Ashbourne now offers the AQA Extended Project as an extra qualification to be pursued by ambitious and talented students in the second year of their studies. This is a separate qualification that is the equivalent in UCAS points to an AS level and is designed to give students an advantage when applying for the competitive degree courses.
The Extended Project (EP) gives students the opportunity to demonstrate a wide range of academic skills and show prospective universities that they are proactive, capable of independent study and have wider academic interests in and around their subject choices. In an increasingly competitive situation in terms of university applications, the Extended Project will clearly be a way of giving students the edge over their competitors. It is a separate qualification and potential EP students need to understand that it is a big commitment and will require a great deal of independent work and study.
What is the EP?
Students will research a subject area that is of interest to them and prepare a presentation to an audience and a report that will be internally assessed and externally moderated. There are no limits on what a student may choose, but a supervisor may modify or make suggestions in terms of content. For example, an English student may wish to explore the social and economic landscape of Elizabethan London and present on how these factors affected the evolution of Shakespeare’s plays. Successful candidates will demonstrate the ability to project manage, think critically and self-evaluate. The presentation will be for a non-specialist audience using media appropriate to the type of project. The presentation will be to a small audience and should include a live question and answer session overseen by the supervisor. A production log will be completed that will demonstrate the candidates ability to record and reflect on the process of production and assess the level of success achieved by the project.
How is it done?
Students will conceive a project based on their own academic interests and will then discuss the matter with their advisor. Candidates will then write a proposal that will include project aims, initial plans and likely format in which to present the project. They will then complete a Project Proposal Form.
How will it be assessed?
There will be an overall Centre Coordinator for control and management of the project. Each student will also be assigned to an appropriate member of staff who will guide, facilitate and assess the candidate from the inception to the completion of the project.
How is it taught?
Students will mainly work on their own but some aspects of the project will be taught in small seminars and tuition groups, this may include:
- Skills or techniques pertaining to safety and the safe execution of research or experimentation
- ICT skills
- Research skills
- Project management skills
- Performance and presentation skills
- Personal learning and thinking skills
What will students produce?
A wide variety of evidence may be submitted for assessment depending on the nature of the project. This may include:
- Models or constructions
- CD / DVD of performance activities
- A journal of activities or events
- A slide or Powerpoint presentation
- A photographic record of the project
All projects must include a report of between 1000 and 5000 words depending on the exact nature of the project. A project consisting solely of written work should be 5000 words.
Is the project graded?
The EP is graded on a six grade scale: A*, A, B, C, D and E.

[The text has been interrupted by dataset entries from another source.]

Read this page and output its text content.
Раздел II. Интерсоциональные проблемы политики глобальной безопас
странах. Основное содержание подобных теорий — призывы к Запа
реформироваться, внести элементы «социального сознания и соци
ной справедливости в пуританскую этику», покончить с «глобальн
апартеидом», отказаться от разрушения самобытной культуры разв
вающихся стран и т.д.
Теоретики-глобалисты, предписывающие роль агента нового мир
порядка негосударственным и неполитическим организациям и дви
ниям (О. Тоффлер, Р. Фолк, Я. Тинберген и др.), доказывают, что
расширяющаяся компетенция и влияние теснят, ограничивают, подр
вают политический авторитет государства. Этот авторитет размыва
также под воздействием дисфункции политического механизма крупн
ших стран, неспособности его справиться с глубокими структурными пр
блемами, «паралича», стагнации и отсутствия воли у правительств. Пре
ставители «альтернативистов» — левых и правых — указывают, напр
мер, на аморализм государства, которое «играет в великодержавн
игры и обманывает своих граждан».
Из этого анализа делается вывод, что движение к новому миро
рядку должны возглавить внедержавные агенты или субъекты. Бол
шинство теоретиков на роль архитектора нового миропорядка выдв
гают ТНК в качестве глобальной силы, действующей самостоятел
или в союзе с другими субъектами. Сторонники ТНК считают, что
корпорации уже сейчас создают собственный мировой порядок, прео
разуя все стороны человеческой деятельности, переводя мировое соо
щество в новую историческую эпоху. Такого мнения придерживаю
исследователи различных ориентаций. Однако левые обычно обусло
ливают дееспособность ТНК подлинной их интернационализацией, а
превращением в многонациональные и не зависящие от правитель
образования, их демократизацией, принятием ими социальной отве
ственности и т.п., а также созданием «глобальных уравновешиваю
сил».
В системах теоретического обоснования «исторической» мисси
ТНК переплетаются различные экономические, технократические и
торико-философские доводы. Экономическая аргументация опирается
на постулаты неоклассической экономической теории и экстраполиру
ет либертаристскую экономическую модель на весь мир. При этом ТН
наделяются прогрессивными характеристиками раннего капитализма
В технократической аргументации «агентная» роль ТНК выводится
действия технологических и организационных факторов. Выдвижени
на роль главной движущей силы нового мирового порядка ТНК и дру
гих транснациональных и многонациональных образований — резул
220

Extended Project examples:
- Art exhibition
- Organise an event
- Training a horse
- Steam powered boat
- Dance (for a purpose or to explore ideas)
- Make a dress
- Magazine aimed at younger teenagers
- CD of Irish music (with research into political and cultural influences)
- Drama of people stuck in a lift (with research into the psychology)

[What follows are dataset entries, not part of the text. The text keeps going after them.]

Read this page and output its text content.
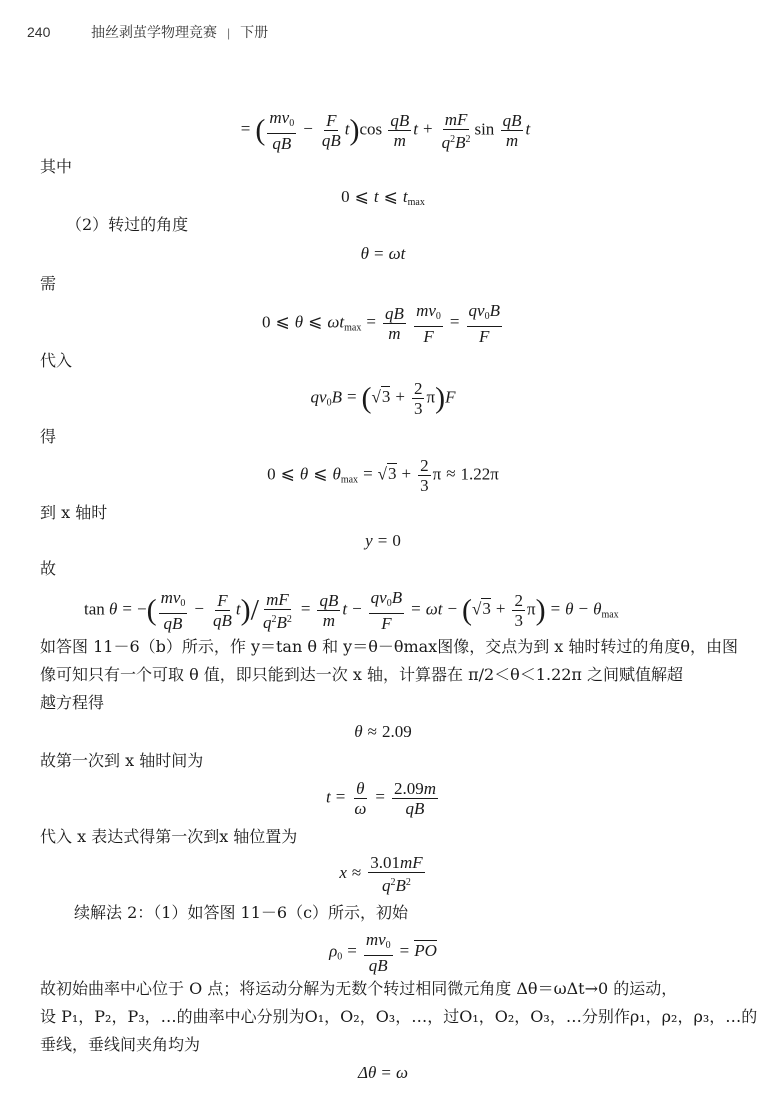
240	抽丝剥茧学物理竞赛 | 下册
= ( $\frac{mv_0}{qB} - \frac{F}{qB} t)\cos \frac{qB}{m}$ $t + \frac{mF}{q^2B^2}$ $\sin \frac{qB}{m}$ t
其中
0 ⩽ t ⩽ $t_{max}$
（2）转过的角度
θ = ωt
需
0 ⩽ θ ⩽ $\omega t_{max} = \frac{qB}{m}$
$\frac{mv_0}{F} = \frac{qv_0B}{F}$
代入
$qv_0B = (√3 + \frac{2}{3} \pi)F$
得
0 ⩽ θ ⩽ $\theta_{max} = √3 + \frac{2}{3}$ π ≈ 1.22π
到 x 轴时
y = 0
故
tan θ = −( $\frac{mv_0}{qB} - \frac{F}{qB} t)/ \frac{mF}{q^2B^2} = \frac{qB}{m}$ $t - \frac{qv_0B}{F} = \omega t - (√3 + \frac{2}{3} \pi) = \theta - \theta_{max}$
如答图 11－6（b）所示，作 y＝tan θ 和 y＝θ－θmax图像，交点为到 x 轴时转过的角度θ，由图
像可知只有一个可取 θ 值，即只能到达一次 x 轴，计算器在 π/2＜θ＜1.22π 之间赋值解超
越方程得
θ ≈ 2.09
故第一次到 x 轴时间为
$t = \frac{\theta}{\omega} = \frac{2.09m}{qB}$
代入 x 表达式得第一次到x 轴位置为
$x \approx \frac{3.01mF}{q^2B^2}$
续解法 2：（1）如答图 11－6（c）所示，初始
$\rho_0 = \frac{mv_0}{qB}$ = PO
故初始曲率中心位于 O 点；将运动分解为无数个转过相同微元角度 Δθ＝ωΔt→0 的运动，
设 P₁，P₂，P₃，…的曲率中心分别为O₁，O₂，O₃，…，过O₁，O₂，O₃，…分别作ρ₁，ρ₂，ρ₃，…的
垂线，垂线间夹角均为
Δθ = ω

- Art using recycled materials (with investigation into recycling)
- Organise a conference on the abolition of the slave trade
- Directing a short film
- The Sun and its effects on our solar system
- To what extent has Tony Blair revolutionised the Labour Party
- The influence of the Post Impressionists on Virginia Woolf’s literature
- Economic cost-benefit analysis of the 2012 Olympics
- Why has MRSA proved so difficult to combat?
- Space: created or evolved?
- What are the right techniques for teenage males in attracting women?
- The impact on human rights of the UK’s legal response to terrorism
- Investigation into use of fostering and adoption by social services
- How has technology changed American films from the 1930s to the present day?